4. Barbell training is the most effective way to increase bone density.
One of the key features of living organisms is their ability to recover from stress in a way that produces an adaptation to the stress, so that next time it happens the organism is prepared for it. The gradually accumulating loads used in the primary barbell lifts strengthen not only the muscles, but the bones, ligaments, tendons, nerves, and recovery systems. Quite literally, every part of your body adapts more effectively to systemic stress than to a piecemeal approach, since heavier loads can be lifted and greater stress can be applied.
5. Old age should not be a holding pattern for death.
Perhaps someday it won’t be. None of us should be parked and left to die. Our gyms have worked with people who have diabetes and its associated pathologies, like blindness, neuropathy, heart disease, dementia, and profound frailty. When we improve their strength, we improve their lives, and sometimes we can make their final years more productive than their wasted youth.
My big mistake was made before I learned these lessons.
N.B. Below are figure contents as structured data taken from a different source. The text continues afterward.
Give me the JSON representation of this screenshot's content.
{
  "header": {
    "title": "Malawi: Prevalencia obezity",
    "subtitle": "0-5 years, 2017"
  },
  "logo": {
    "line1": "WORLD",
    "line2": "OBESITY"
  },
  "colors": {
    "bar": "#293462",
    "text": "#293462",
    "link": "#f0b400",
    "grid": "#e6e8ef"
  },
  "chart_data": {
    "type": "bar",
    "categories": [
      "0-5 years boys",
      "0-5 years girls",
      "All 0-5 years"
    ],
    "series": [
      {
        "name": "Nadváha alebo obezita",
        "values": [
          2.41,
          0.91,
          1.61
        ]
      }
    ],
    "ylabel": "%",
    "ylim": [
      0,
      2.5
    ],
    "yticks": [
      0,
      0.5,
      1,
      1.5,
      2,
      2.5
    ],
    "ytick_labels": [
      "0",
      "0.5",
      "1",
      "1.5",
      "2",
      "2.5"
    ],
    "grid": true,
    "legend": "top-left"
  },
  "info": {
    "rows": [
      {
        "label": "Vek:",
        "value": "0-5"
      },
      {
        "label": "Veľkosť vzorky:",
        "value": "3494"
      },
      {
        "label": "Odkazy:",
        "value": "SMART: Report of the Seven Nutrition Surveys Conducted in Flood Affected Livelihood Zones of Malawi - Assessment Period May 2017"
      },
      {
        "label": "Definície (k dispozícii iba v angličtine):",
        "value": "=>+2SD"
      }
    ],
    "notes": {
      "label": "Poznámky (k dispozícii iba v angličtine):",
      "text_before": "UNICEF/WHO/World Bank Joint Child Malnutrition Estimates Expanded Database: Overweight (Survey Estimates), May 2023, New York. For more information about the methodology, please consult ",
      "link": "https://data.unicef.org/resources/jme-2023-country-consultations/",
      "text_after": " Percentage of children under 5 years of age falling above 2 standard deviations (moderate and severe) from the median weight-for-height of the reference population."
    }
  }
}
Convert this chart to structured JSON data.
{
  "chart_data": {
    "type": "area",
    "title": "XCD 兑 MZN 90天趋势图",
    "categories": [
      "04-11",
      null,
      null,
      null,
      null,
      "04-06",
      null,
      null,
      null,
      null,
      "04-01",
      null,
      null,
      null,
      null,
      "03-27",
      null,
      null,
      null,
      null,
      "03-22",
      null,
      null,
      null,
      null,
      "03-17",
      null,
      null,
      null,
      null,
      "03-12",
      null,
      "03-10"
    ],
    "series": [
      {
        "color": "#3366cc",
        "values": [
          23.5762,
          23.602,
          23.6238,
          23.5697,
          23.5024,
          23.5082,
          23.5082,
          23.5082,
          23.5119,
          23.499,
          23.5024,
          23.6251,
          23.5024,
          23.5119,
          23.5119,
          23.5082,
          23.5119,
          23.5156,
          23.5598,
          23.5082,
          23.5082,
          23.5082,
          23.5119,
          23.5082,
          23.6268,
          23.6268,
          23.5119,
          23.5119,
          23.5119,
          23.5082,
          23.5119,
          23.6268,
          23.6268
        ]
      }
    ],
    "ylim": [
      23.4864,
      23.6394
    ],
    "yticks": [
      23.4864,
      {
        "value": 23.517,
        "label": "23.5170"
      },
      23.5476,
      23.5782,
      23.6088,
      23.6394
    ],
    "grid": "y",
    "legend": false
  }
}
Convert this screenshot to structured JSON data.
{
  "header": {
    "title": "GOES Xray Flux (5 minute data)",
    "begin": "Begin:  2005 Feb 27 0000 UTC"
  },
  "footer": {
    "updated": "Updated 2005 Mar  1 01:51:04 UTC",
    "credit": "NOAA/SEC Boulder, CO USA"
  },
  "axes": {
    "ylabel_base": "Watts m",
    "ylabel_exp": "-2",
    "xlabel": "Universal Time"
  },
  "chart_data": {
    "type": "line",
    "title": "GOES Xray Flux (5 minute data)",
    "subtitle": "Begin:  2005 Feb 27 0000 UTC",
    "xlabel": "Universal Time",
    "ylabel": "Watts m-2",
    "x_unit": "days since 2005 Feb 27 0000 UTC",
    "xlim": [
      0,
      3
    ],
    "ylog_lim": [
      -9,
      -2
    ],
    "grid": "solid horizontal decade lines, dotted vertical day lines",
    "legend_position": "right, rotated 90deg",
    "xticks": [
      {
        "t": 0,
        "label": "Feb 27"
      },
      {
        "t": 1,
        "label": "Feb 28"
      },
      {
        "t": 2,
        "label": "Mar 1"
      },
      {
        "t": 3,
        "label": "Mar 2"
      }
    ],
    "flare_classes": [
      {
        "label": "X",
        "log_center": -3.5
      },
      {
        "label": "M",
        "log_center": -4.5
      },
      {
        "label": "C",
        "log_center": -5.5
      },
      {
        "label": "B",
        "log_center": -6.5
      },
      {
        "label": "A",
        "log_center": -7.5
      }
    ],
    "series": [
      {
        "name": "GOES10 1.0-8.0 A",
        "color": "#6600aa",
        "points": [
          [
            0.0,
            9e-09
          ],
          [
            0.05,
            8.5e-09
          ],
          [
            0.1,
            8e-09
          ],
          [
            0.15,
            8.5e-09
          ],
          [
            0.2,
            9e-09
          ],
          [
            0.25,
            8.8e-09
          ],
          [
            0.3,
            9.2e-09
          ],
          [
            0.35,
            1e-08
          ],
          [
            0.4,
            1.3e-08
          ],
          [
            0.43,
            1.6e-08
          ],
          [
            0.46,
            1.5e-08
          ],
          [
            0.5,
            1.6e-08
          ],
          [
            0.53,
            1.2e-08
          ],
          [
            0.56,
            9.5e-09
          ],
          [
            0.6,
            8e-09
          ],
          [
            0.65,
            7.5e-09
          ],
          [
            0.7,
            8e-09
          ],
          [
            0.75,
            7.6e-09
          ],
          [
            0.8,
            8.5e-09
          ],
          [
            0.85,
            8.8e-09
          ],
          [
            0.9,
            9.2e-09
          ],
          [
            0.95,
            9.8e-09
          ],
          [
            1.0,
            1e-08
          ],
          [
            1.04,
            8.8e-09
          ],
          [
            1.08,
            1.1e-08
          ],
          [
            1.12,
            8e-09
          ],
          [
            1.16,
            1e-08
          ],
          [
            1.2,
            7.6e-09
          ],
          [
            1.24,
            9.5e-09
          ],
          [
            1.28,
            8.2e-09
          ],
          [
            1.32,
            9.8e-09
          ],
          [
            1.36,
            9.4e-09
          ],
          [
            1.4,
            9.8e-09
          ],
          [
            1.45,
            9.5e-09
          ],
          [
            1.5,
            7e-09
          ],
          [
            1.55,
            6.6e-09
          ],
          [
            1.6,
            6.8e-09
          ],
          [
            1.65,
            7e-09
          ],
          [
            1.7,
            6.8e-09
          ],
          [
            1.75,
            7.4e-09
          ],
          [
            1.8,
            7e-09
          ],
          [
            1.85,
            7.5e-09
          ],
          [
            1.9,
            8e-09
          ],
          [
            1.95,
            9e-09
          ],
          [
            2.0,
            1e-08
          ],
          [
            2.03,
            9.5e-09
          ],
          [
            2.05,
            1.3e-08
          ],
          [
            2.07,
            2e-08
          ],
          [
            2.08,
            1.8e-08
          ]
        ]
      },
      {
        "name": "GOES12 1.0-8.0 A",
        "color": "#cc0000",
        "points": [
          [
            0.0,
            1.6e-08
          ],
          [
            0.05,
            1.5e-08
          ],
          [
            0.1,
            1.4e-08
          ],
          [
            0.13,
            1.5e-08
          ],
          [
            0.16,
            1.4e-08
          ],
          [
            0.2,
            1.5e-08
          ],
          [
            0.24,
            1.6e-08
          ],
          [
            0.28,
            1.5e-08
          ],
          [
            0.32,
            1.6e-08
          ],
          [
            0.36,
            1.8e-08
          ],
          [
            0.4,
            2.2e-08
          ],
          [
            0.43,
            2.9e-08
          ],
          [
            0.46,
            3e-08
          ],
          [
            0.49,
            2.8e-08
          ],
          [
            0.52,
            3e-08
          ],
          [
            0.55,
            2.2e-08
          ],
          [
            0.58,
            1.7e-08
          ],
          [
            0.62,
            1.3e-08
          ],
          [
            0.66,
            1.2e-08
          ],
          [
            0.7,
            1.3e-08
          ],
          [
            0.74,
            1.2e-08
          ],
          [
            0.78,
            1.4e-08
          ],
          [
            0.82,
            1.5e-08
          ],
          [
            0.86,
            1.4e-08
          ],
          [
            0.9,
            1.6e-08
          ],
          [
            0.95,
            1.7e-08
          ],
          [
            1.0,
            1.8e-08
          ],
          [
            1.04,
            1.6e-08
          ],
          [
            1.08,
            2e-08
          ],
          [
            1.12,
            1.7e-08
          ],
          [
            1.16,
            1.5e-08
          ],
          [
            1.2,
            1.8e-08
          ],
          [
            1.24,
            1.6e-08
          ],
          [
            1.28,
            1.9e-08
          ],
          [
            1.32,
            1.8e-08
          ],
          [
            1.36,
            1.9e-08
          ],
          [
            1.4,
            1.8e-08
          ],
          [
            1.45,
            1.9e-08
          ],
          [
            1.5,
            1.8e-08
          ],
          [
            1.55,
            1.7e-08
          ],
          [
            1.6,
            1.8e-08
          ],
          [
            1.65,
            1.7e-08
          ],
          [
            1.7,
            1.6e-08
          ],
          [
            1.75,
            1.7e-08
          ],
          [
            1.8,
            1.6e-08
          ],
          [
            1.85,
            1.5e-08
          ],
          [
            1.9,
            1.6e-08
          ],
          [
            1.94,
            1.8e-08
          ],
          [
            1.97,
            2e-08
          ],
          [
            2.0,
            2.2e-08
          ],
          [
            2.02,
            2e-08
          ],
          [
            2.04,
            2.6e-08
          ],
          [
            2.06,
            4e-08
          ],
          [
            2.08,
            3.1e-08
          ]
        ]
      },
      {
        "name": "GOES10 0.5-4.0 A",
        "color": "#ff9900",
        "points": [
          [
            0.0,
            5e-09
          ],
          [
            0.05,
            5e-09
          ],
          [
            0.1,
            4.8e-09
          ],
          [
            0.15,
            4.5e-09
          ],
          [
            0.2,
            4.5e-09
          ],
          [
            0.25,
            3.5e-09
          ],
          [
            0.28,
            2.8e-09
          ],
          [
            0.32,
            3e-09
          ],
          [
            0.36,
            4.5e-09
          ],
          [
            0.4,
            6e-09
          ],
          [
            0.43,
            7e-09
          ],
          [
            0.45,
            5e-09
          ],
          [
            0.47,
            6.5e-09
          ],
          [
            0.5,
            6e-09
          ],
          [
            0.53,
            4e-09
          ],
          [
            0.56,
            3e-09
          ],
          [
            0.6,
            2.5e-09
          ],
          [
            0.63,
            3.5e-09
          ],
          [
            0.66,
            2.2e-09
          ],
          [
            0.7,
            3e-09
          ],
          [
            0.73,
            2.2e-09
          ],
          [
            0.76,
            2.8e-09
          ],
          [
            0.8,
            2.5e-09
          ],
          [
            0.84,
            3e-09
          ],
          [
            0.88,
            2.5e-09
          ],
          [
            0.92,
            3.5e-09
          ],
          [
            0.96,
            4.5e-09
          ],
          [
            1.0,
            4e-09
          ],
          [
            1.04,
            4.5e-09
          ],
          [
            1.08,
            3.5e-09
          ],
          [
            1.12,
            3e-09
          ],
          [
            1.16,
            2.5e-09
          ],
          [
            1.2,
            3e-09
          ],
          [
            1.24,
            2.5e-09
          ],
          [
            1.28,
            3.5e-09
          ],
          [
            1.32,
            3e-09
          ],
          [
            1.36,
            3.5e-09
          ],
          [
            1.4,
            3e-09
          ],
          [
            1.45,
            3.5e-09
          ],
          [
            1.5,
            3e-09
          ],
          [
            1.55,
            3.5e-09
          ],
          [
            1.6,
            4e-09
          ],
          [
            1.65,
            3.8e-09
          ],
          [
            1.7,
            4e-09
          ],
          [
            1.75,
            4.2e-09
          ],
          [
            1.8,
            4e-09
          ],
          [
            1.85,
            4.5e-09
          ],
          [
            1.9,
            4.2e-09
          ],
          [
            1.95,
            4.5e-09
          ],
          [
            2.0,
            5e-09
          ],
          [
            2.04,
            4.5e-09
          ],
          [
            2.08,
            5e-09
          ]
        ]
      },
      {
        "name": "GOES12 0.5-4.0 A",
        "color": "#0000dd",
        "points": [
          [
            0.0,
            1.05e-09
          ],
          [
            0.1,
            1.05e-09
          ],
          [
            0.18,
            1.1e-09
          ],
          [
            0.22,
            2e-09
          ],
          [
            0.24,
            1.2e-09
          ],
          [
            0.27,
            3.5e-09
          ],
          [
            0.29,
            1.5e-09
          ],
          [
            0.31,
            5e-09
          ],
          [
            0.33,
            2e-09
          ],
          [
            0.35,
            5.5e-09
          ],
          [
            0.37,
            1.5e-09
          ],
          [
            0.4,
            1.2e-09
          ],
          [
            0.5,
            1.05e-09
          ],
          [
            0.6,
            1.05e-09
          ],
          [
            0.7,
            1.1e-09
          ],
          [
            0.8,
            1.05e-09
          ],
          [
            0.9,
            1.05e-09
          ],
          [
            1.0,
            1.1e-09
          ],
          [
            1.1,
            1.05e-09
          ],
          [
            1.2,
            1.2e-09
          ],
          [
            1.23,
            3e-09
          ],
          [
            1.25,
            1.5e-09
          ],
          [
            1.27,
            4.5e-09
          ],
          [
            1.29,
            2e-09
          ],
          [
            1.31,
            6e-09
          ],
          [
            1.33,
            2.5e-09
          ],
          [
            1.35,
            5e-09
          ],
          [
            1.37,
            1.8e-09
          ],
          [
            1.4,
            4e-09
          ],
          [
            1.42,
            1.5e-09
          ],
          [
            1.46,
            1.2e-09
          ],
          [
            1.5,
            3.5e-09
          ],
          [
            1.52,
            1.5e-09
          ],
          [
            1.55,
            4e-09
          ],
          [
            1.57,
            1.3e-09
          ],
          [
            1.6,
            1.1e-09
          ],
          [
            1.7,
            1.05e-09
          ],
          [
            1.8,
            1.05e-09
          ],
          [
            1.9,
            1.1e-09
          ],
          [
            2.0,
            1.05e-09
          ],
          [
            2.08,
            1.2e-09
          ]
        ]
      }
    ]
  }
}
I allowed Cardell to take a less-effective approach with one of his clients, and the client paid the price. My gym, my fault.
Dr. Coleman was never profoundly incapacitated until the last years of his life. He was merely very frail, with the tentative approach to every movement of his body which marks the condition. Unfortunately, these years were significantly more numerous than perhaps they could have been had Cardell, and I, taken a more aggressive approach to his training when he first asked us for help. Once physical capacity is lost, it’s much harder to recover than it is to merely maintain it, and it’s certainly harder to increase it in your 80s than in your 60s.
Had I insisted that he be trained like all the other people we worked with all those years — and as I have since approached the older people who have come to us, including our 91-year-old gal who currently deadlifts, bench presses, and pushes her very own weighted sled, who is using less insulin, and who has abandoned both her walker and her cane — things would have been different for Dr. Coleman. I’m convinced we could have made his last years more productive and his death a shorter event than the protracted chaos of losing his physical grasp on life.
Had I been able to explain it to him at the time, he would have understood. I won’t make the same mistake again.